One thing that might almost make one want to switch sides to the warmistas is the stridency of Tata Steel, which is bitching about energy costs and the effects of inadequate policy-making.

This is a corporate of a particular kind, which means it has only one interest in life – making money, and it is not at all fussy how it does it. Nor is it particularly bothered about producing steel or any other product, if it can use its weight and total lack of ethics to turn a buck.

When it thus complains that producing steel in the UK may become uneconomical, therefore, that cannot be taken at face value. If it was heading that way, this international company would already be making plans to ship out. More likely, the company has not yet been able to rig the regulatory system to its complete satisfaction, or it senses weakness on the part of the regulators, and thus sees a profit opportunity in screwing them down a bit more.
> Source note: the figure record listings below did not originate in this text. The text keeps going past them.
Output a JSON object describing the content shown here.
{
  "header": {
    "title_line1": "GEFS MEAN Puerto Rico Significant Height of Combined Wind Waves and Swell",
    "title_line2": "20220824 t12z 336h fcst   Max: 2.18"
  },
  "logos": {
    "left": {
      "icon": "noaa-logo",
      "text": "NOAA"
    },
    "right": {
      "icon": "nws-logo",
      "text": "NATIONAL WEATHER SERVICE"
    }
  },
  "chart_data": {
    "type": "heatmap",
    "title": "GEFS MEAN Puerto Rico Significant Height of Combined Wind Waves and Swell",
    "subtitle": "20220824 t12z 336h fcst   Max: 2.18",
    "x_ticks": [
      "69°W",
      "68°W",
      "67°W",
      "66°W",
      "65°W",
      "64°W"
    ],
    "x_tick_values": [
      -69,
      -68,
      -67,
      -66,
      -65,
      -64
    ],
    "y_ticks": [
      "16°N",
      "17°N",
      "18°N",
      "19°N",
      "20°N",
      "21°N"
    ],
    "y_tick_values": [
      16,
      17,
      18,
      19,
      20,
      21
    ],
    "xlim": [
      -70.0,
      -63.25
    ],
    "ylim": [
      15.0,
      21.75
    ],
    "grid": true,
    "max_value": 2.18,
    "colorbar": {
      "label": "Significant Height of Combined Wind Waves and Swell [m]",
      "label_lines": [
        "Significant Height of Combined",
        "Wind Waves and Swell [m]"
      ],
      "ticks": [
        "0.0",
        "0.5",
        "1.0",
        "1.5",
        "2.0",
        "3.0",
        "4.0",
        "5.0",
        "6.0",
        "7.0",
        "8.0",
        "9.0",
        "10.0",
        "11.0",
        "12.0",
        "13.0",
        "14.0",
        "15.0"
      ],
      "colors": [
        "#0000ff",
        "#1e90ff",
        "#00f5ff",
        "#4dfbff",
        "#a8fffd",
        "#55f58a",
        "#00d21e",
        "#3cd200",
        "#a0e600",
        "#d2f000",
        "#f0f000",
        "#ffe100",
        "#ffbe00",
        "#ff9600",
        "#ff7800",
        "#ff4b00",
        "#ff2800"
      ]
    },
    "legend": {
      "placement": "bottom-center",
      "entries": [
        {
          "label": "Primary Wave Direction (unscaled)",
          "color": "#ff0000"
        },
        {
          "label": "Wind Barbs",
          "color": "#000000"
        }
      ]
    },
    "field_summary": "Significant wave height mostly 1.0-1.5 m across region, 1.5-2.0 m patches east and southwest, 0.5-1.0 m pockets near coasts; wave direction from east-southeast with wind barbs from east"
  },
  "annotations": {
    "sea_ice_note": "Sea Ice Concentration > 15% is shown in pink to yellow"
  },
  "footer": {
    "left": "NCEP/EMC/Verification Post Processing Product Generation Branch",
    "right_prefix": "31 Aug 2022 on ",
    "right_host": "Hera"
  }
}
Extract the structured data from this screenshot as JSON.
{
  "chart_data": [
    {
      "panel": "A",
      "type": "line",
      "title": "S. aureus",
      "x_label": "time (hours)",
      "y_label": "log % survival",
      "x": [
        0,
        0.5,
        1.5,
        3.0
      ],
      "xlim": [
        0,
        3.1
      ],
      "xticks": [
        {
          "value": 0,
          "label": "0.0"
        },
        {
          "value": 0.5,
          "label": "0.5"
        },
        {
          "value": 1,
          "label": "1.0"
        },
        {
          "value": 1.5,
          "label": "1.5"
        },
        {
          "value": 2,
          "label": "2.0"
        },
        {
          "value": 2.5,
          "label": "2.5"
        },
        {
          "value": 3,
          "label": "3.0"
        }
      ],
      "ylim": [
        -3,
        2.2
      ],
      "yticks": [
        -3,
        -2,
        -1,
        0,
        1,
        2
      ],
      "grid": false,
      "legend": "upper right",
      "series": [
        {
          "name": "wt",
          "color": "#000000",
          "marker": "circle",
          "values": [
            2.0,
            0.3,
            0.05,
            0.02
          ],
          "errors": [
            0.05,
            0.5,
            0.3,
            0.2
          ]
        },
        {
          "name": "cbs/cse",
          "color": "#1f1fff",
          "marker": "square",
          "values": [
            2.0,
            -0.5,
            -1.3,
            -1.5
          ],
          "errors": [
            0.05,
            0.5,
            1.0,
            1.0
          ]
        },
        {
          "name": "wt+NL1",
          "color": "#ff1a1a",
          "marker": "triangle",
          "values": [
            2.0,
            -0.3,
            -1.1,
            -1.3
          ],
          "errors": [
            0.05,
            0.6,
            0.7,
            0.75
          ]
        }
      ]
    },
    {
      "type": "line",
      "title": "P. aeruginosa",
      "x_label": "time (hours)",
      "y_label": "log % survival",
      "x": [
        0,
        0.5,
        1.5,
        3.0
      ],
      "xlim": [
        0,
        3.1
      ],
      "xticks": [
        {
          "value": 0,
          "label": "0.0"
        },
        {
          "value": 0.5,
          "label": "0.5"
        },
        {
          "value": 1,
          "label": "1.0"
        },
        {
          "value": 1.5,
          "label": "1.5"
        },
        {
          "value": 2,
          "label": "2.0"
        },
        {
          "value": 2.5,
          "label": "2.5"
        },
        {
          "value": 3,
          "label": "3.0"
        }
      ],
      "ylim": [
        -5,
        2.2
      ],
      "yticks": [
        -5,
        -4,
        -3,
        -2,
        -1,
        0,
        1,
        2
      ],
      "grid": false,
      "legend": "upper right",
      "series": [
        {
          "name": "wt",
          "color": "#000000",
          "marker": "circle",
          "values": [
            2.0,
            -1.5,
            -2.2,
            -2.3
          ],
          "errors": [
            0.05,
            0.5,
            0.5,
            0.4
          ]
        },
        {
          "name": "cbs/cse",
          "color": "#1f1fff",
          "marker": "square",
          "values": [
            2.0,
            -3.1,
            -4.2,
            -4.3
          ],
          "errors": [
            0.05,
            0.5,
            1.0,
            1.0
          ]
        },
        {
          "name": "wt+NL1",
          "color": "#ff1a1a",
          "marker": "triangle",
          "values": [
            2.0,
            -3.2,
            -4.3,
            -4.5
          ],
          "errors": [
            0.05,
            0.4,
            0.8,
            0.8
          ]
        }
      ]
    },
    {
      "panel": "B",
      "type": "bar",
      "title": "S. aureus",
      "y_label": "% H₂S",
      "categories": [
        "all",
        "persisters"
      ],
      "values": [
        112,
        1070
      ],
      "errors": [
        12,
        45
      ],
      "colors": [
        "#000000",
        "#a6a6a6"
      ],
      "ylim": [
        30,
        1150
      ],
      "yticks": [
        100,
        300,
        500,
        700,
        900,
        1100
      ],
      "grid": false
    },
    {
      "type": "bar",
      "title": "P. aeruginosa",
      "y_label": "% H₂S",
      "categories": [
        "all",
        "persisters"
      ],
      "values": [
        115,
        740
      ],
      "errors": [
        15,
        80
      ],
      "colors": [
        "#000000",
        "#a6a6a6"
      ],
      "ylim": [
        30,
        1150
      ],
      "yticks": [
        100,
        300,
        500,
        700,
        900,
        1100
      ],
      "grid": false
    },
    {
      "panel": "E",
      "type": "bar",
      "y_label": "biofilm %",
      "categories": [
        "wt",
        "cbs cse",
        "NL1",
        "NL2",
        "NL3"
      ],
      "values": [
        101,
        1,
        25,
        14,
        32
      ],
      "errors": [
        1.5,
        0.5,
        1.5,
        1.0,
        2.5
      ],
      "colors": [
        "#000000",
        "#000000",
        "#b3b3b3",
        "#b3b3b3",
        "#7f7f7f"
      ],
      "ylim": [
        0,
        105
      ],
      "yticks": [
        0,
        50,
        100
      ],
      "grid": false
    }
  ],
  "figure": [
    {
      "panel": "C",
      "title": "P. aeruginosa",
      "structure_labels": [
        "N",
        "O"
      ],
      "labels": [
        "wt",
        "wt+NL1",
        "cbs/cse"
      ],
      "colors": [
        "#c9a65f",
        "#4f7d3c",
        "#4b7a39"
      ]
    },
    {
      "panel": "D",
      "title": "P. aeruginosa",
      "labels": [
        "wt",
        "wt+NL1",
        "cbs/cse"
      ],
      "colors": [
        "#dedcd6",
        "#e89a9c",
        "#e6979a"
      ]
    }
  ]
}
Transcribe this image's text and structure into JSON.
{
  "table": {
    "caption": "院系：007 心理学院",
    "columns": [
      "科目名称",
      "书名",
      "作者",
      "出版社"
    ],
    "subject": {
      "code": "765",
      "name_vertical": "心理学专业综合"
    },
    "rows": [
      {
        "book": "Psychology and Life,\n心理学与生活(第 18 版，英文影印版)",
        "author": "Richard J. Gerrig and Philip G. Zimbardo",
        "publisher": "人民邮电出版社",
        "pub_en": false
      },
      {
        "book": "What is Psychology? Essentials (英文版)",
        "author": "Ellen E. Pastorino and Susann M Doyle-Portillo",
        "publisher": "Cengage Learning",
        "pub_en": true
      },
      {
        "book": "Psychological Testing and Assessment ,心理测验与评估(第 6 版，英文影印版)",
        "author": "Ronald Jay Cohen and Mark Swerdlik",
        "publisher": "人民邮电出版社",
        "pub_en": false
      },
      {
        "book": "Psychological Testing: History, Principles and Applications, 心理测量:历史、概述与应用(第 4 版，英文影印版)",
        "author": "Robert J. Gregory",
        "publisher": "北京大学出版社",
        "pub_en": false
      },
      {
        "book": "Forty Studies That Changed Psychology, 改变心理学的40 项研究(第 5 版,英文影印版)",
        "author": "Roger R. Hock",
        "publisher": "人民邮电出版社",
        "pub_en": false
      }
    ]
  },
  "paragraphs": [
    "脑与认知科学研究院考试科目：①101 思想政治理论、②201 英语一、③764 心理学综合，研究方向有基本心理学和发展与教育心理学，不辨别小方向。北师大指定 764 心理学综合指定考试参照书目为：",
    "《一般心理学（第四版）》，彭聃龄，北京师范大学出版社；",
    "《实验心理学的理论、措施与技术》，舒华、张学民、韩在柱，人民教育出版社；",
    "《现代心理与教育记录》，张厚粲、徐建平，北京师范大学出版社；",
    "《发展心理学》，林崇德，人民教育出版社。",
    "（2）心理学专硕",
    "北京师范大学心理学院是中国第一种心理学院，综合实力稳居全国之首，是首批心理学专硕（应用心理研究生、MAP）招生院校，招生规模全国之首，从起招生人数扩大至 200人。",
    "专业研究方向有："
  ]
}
There is a sense of this in its most recent statement, calling for "European governments" to create incentives to help the steel industry reduce emissions instead of raising taxes. "Taxing energy-intensive industries on their emissions is neither business-friendly nor an effective solution", it says.

The company then goes on to say that "The steel industry in Europe is already investing in the expensive and time-consuming process of developing breakthrough technologies, without which the best environmental performers here cannot significantly reduce their emissions further".

The company is not arguing against the stupidity of "low carbon" technologies which are unnecessarily jacking up costs. This it could do to some effect simply by threatening to walk away. It is quite happy to work in a a high cost environment, as long as it can milk the system for tax funding in order to maintain the optimum level of profitability.

This, then, is special pleading – the corporate seeking to pad its own balance sheet at the expense of the taxpayer. The company has bought into the global warming miasma, and is a willing cheerleader - but it now wants someone else, i.e., British taxpayers - to bear the costs. The only honest response would have us saying "ta ta Tata". Check your wallets.